There are times when you might sleep separately and then apart at other times. The key is to sensitively and lovingly negotiate when you would sleep together and when you sleep apart, depending on your level of tiredness and what you need to do the next day.
There's a line Kahlil Gibran's poem on marriage which is beautifully relevant: 'Let there be spaces in your togetherness'. There are times when sharing your sleep space just has to be navigated with loving consciousness and a light touch of playfulness.
At the end of the day (excuse the pun), better sleep means better health, brighter mornings, a more balanced life and happier relationships, whatever your sleeping arrangement.

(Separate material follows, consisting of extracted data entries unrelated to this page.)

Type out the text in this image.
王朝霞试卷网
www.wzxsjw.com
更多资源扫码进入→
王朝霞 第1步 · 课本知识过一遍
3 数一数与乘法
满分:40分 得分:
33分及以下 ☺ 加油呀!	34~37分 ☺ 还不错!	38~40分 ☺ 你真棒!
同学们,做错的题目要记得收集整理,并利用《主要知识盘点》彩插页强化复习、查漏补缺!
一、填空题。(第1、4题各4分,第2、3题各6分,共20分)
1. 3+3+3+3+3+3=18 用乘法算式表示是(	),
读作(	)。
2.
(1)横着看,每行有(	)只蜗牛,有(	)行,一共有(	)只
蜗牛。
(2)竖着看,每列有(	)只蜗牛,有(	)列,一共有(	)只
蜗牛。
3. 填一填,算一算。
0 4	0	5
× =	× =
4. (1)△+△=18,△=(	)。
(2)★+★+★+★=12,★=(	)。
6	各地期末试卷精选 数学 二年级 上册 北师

FAQs: Sleeping Alone vs Sleeping with a Partner
Is it better to sleep alone or sleep with your partner?
It depends on personal preference and how well you sleep in each situation.
How do you get used to sleeping with a partner?
Start with clear communication and compromise on temperature, noise, and bedtime routines.
How do you sleep with a partner who snores?
Adjustable beds, white noise machines, or encouraging side-sleeping can help.
What are the benefits of mouth taping at night?
Mouth taping promotes nasal breathing, which can improve oxygen intake, reduce snoring, support oral health, and potentially lead to deeper, more restorative sleep.
What are the most comfortable sleeping positions for couples?
Side-by-side with space to move, spooning for intimacy, or back-to-back for independence.
Is sleeping with a partner good for you?
Yes, if it reduces stress and improves your sense of connection, but not if it disrupts sleep quality.
How do you get used to sleeping alone?
Create a comforting bedtime routine, use weighted blankets, and focus on personal comfort.